The drill was simple.  We’d park.  Go into the centre and find the local branch of Easons.  I would then go and find a member of staff and explain the situation (this is something they don’t tell you when you’re an aspirant writer – that at some stage you would have to walk up to a complete stranger and ask if you can give them your autograph…lots of times).

Actually it turned out not to be as awkward as I had thought.  This is completely normal writerly behaviour apparently.  I suppose I should have worked that out after seeing all those “signed by the author” stickers over the years.

At one point, after the second or third centre, the brother-in-law commented that we should really have had a reality tv crew following us around.  Personally I’m really glad we didn’t.  Apart from wandering around several almost identical shopping centres looking for the obligatory Easons, the signing itself is a bizarre experience to say the least.  I must have looked like a kamikaze vandal going up to a pile of books in the middle of a display with my pen brandished at the ready.

One thing that surprised me about today was the warm reception I received in all of the shops.  Even though it was a Saturday afternoon a few weeks before Christmas people made time to accommodate me and put the little green stickers on my books.
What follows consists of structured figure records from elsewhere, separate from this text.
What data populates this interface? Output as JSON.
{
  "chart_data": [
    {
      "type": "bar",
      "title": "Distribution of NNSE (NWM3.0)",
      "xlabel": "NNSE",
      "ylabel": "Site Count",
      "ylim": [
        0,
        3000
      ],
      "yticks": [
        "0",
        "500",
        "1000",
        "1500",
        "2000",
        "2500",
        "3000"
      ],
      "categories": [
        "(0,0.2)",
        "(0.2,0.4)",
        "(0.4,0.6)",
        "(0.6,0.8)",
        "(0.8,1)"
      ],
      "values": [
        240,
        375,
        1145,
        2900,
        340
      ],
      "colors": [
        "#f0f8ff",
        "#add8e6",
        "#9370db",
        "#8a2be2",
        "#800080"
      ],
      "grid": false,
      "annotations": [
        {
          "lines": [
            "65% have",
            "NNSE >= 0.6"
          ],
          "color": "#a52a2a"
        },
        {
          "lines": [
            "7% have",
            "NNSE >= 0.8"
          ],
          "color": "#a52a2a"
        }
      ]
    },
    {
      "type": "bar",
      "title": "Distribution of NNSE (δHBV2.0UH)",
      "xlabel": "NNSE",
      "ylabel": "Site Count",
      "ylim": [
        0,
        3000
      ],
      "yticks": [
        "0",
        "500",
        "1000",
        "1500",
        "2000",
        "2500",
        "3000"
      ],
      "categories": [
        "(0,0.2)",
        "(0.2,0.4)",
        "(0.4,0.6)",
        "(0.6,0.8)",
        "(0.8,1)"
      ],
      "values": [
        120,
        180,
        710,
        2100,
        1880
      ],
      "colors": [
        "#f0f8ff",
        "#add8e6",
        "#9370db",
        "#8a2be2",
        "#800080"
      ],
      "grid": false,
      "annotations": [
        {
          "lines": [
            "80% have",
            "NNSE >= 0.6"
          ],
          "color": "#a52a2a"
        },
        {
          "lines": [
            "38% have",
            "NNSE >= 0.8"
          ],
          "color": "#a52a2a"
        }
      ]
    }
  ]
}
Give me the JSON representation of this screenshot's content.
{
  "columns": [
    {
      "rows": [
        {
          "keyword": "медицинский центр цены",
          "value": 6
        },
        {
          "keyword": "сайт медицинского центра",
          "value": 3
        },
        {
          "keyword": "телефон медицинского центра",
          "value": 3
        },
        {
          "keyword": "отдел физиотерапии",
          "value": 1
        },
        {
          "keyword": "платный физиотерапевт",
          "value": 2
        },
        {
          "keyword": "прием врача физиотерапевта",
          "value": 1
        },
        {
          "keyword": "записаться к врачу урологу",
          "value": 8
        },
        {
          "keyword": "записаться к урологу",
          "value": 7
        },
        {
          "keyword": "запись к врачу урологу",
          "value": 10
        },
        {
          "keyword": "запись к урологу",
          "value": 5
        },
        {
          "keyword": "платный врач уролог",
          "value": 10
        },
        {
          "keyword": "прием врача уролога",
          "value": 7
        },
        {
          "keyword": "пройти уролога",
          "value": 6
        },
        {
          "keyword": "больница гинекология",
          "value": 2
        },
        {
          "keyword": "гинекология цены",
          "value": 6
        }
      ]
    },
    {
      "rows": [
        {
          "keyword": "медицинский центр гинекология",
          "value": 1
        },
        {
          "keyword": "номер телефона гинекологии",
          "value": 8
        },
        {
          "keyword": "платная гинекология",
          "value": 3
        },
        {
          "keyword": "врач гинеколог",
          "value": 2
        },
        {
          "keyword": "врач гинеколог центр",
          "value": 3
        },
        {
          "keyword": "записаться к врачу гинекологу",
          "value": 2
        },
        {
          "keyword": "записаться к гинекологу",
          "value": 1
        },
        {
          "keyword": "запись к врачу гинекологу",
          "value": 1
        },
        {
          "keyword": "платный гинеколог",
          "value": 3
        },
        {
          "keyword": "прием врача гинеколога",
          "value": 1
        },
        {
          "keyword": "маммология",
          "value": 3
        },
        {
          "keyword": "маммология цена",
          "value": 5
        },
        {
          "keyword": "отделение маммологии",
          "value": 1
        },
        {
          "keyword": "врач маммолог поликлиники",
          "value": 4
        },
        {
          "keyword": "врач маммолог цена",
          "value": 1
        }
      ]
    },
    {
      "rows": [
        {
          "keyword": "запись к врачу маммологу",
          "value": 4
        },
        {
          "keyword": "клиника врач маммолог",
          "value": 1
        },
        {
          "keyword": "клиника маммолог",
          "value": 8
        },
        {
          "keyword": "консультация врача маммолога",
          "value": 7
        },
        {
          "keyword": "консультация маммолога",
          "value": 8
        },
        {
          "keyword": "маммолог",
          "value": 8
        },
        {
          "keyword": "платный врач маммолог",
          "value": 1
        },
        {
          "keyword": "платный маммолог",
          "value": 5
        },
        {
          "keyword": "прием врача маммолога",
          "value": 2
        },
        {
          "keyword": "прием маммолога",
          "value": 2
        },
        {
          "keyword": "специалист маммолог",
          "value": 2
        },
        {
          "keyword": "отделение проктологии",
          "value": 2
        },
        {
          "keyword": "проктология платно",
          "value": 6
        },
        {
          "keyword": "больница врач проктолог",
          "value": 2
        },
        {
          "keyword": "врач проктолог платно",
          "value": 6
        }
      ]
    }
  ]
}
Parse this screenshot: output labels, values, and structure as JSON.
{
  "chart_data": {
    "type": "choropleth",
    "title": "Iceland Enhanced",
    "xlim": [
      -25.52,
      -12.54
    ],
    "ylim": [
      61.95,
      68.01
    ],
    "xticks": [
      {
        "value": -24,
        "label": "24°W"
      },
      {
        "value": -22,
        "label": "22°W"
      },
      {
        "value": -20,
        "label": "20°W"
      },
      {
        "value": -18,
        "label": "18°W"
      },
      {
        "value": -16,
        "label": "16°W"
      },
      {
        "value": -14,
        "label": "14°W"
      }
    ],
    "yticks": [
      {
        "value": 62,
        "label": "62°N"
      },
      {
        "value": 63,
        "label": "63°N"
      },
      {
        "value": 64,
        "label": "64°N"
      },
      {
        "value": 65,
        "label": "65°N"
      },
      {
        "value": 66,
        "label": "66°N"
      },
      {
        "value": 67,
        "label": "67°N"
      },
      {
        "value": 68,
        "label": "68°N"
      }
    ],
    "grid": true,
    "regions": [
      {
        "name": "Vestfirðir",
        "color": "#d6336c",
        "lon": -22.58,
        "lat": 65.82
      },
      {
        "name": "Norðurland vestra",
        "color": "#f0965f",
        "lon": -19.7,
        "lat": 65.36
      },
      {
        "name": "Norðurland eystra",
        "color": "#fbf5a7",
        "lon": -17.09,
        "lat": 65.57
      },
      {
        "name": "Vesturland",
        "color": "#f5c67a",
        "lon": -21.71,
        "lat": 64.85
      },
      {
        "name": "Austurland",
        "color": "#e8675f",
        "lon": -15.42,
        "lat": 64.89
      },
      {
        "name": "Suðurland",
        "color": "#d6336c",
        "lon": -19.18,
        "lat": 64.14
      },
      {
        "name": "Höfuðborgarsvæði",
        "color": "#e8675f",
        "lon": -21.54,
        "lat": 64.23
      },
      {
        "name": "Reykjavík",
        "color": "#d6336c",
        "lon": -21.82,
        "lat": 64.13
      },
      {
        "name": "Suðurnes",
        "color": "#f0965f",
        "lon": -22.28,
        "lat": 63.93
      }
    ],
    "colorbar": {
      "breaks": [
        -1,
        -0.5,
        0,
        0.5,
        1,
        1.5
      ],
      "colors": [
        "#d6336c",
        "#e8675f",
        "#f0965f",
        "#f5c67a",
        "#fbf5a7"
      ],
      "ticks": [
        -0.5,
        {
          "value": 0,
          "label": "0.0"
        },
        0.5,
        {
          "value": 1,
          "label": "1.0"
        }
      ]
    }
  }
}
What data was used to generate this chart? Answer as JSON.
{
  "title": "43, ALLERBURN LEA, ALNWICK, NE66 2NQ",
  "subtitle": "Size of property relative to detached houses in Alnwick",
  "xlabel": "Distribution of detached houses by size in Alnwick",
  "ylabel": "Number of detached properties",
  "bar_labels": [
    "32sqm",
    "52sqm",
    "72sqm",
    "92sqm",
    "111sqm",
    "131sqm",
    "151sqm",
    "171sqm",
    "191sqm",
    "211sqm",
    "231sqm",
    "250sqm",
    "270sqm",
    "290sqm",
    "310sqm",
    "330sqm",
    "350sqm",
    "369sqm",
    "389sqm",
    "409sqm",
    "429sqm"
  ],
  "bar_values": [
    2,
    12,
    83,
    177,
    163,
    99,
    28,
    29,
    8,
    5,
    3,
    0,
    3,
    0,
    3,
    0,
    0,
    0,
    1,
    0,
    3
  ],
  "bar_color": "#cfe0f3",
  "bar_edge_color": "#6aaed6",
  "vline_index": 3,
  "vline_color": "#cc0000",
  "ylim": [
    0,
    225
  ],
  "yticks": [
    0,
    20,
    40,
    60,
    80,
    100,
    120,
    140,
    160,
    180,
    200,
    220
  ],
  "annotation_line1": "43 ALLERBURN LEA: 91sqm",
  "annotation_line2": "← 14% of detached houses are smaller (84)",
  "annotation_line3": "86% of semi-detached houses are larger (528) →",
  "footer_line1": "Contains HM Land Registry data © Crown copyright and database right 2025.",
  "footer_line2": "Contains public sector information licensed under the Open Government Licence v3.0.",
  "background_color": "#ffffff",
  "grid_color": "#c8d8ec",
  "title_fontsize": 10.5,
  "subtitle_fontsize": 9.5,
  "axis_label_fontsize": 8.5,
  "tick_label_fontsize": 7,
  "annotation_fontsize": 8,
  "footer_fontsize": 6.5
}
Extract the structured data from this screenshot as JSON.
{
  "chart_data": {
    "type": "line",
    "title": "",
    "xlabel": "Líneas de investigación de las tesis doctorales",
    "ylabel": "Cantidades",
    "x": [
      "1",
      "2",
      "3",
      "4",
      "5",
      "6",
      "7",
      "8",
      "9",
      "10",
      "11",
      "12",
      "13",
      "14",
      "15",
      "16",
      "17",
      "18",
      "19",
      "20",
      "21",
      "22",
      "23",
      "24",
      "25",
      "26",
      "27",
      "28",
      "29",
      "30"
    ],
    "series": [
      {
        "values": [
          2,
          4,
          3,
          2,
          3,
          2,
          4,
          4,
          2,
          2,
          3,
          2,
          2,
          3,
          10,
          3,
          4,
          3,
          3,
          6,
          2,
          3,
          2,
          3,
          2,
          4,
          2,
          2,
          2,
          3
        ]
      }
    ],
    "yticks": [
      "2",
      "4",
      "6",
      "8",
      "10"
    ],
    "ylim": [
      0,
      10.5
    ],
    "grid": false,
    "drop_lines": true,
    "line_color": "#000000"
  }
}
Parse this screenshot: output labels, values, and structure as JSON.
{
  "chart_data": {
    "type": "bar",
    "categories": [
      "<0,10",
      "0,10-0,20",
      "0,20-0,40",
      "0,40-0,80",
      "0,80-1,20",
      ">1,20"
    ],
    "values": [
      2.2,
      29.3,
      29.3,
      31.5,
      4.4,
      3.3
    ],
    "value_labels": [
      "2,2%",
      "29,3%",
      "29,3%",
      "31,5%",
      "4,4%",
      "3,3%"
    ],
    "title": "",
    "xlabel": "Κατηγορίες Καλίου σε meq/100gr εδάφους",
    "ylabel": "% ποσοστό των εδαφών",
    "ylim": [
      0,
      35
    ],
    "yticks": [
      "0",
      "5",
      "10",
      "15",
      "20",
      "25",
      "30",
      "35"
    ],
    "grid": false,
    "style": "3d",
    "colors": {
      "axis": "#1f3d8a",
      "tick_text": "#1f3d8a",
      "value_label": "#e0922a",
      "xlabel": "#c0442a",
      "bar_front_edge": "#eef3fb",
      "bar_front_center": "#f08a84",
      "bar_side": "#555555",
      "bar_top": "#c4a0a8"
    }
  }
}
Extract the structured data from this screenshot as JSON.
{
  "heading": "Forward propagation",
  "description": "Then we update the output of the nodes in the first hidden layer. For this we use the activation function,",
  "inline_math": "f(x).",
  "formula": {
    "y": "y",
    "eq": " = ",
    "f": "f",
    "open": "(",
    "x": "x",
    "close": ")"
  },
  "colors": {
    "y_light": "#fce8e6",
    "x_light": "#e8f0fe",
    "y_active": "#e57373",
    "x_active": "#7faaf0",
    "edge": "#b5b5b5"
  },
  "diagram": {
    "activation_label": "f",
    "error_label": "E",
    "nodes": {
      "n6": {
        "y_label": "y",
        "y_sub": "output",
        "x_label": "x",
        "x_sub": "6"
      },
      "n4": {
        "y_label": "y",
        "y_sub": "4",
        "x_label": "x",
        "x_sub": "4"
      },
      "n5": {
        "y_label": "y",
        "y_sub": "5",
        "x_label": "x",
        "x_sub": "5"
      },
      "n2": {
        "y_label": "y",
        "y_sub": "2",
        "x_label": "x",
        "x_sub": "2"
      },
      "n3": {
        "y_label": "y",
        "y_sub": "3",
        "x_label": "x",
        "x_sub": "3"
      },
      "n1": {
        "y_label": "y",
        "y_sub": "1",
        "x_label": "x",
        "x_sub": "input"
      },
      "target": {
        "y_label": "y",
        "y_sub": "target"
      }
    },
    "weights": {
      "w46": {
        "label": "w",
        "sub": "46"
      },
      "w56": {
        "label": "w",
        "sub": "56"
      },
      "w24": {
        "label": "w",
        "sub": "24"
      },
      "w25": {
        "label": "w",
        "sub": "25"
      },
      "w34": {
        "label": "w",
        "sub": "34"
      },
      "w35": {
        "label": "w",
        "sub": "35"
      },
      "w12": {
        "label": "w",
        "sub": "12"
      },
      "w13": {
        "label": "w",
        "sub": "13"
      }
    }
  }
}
At this stage there must be barely a book in Dublin that doesn’t have my signature on the front piece.

It was particularly surreal today because Sharon had made the front page of the Herald (again).  So I was walking past her picture every time I past the newspapers on my way to the copies of Devil.  The news was rather unsurprising…she’s lodged her appeal.  So the story will have yet another chapter.

All in all today I’ve been to five shopping centres.  Tallaght, Liffy Valley, Blanchardstown, Dundrum and Stephens Green.  Finally I’m beginning to feel like a bona fide writer.  I could get used to this!